Laurent Wauquiez, leader of the conservative Republicans party, wonders about the number of attacks committed by people classified as security risks before France adapts its laws to the fight against terrorism. Wauquiez also wants the government to restore the state of emergency that followed the terrorist attacks in Paris in 2015, he wants the most dangerous of them on the S list to be placed in preventive detention, and he says those who are not of French nationality should be expelled.

Far-right leader Marine Le Pen of the National Rally is also in favor of the expulsions and wants the government to “attack Islamic organizations”. Le Pen also called for the establishment of a national anti-terrorism prosecutor. She says fundamental changes are needed since the current policy is clearly not working.

Authorities have simply made it known that now is not the time for this kind of political pointing, with government spokesman Benjamin Griveaux complaining that a right-wing twitter competition is hardly appropriate while the nation is under control. shock.

The yellow vests crisis in France refuses to go away

The other major political concern has been the ongoing “yellow vests” protests.

Should such protests continue at a time when law enforcement is under extreme pressure to capture a dangerous suspect, especially as the security of hundreds of other Christmas markets has had to be tightened?

The government called for calm and responsibility, without imposing any specific measures.

The far left complained that the tragic events in Strasbourg were being instrumentalized in order to deflect the social and political anger of the yellow vests.
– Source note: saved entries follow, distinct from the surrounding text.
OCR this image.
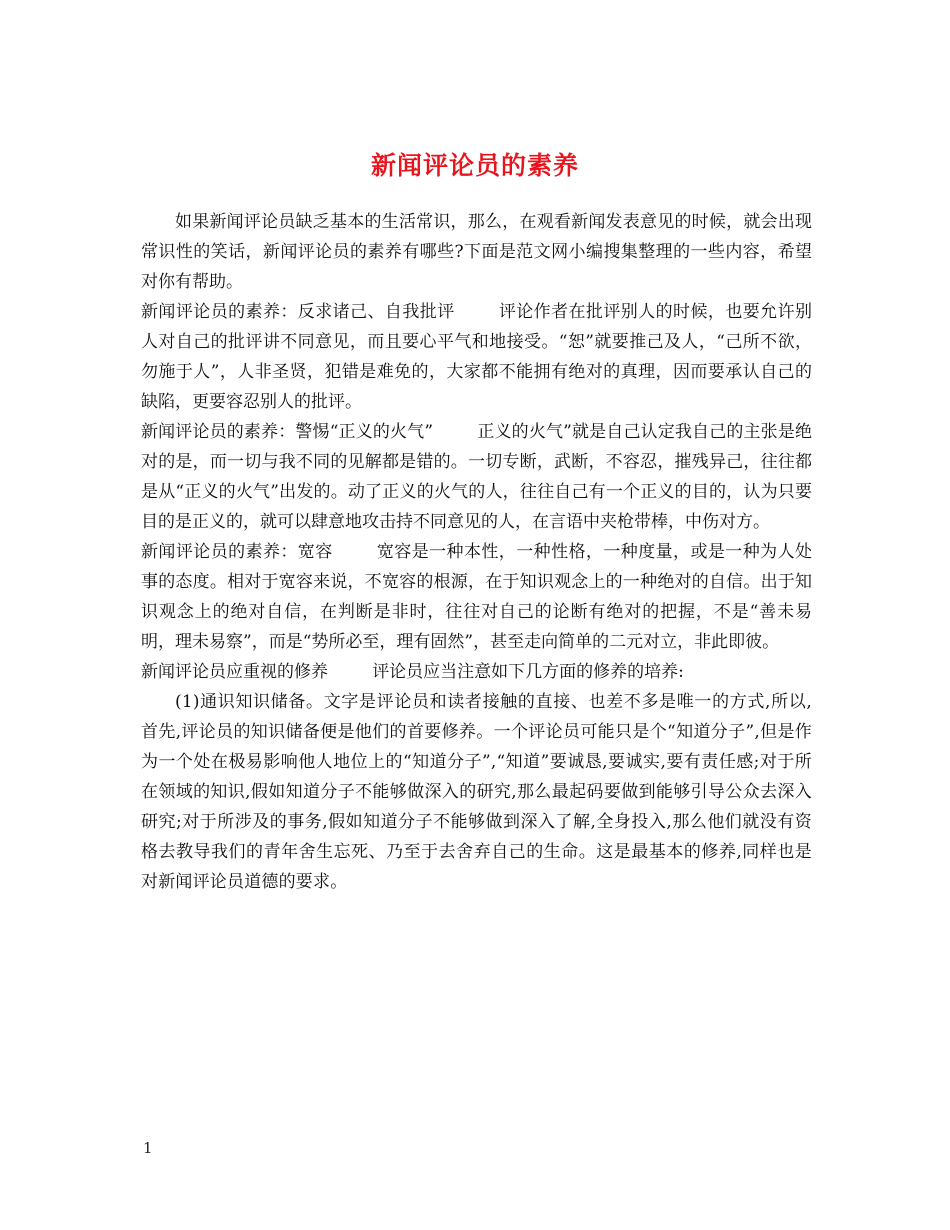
新闻评论员的素养

如果新闻评论员缺乏基本的生活常识，那么，在观看新闻发表意见的时候，就会出现常识性的笑话，新闻评论员的素养有哪些?下面是范文网小编搜集整理的一些内容，希望对你有帮助。

新闻评论员的素养：反求诸己、自我批评	评论作者在批评别人的时候，也要允许别人对自己的批评讲不同意见，而且要心平气和地接受。“恕”就要推己及人，“己所不欲，勿施于人”，人非圣贤，犯错是难免的，大家都不能拥有绝对的真理，因而要承认自己的缺陷，更要容忍别人的批评。

新闻评论员的素养：警惕“正义的火气”	正义的火气”就是自己认定我自己的主张是绝对的是，而一切与我不同的见解都是错的。一切专断，武断，不容忍，摧残异己，往往都是从“正义的火气”出发的。动了正义的火气的人，往往自己有一个正义的目的，认为只要目的是正义的，就可以肆意地攻击持不同意见的人，在言语中夹枪带棒，中伤对方。

新闻评论员的素养：宽容	宽容是一种本性，一种性格，一种度量，或是一种为人处事的态度。相对于宽容来说，不宽容的根源，在于知识观念上的一种绝对的自信。出于知识观念上的绝对自信，在判断是非时，往往对自己的论断有绝对的把握，不是“善未易明，理未易察”，而是“势所必至，理有固然”，甚至走向简单的二元对立，非此即彼。

新闻评论员应重视的修养	评论员应当注意如下几方面的修养的培养:

(1)通识知识储备。文字是评论员和读者接触的直接、也差不多是唯一的方式,所以,首先,评论员的知识储备便是他们的首要修养。一个评论员可能只是个“知道分子”,但是作为一个处在极易影响他人地位上的“知道分子”,“知道”要诚恳,要诚实,要有责任感;对于所在领域的知识,假如知道分子不能够做深入的研究,那么最起码要做到能够引导公众去深入研究;对于所涉及的事务,假如知道分子不能够做到深入了解,全身投入,那么他们就没有资格去教导我们的青年舍生忘死、乃至于去舍弃自己的生命。这是最基本的修养,同样也是对新闻评论员道德的要求。

1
On other pages, and briefly. . .

An opinion poll today Le Figaro suggests that Marine Le Pen’s far-right National Rally has profited the most from the yellow vests crisis and will beat the ruling Republic on the Move party in next year’s European elections.

The Le Pen rally is credited with 24% of the voting intentions, against 18% for the marchers of Emmanuel Macron.

The traditional right-wing Republicans come next with 11%, followed, in descending order, and all with less than 10%, by the far-left party France Unbowed and the environmentalist party. According to this poll at least, struggling Socialists will struggle to garner five percent of the vote.

Paris makes the planet greener

The often criticized mayor of Paris, Anne Hidalgo, has dealt a blow to the environment, and to the lungs of her fellow citizens. Hidalgo took the European Commission to European Union tribunal, complaining that the levels of nitrogen pollution the commission allowed major automakers to get away with for diesel engines are, in reality, ” a permit to pollute ”.

The world reports that the case of the mayor of Paris was confirmed by the court, which essentially ruled that the commission spoke through its collective tramps to set the initial limits, had no jurisdiction in the matter and proposed legislation that it would be impossible to test. Builders were told to go back to their drawing boards.

European leaders meet to reflect on their options

Daily business The echoes says the other 27 nations of the European Union, as they are currently made up, are now being held hostage by Britain due to the Brexit process out of anyone’s control.

The 28 heads of state and government are meeting today and tomorrow in Brussels, under the imposing shadow of the imminent departure from London.
But Les Echos say that’s just the tip of the iceberg. French President Emmanuel Macron has serious domestic concerns. German Angela Merkel is literally on the way out. Theresa May is hanging from the seat of her pantsuit. Belgium and Spain currently have minority governments and no safety net. Italy and Hungary are unlikely to compromise on the crucial issue of immigration. And don’t mention Latvia!

On Theresa May’s chances of getting her 27 fellow leaders to show enough flexibility to soften the hearts of, say, the Democratic Unionist Party of Northern Ireland, a Brussels diplomat proposed what could well be the line of a shady joke: “There is no question of renegotiating the Brexit deal”, he observed laconically, “but everything else is open to discussion”.

Theresa May probably didn’t find it very funny either.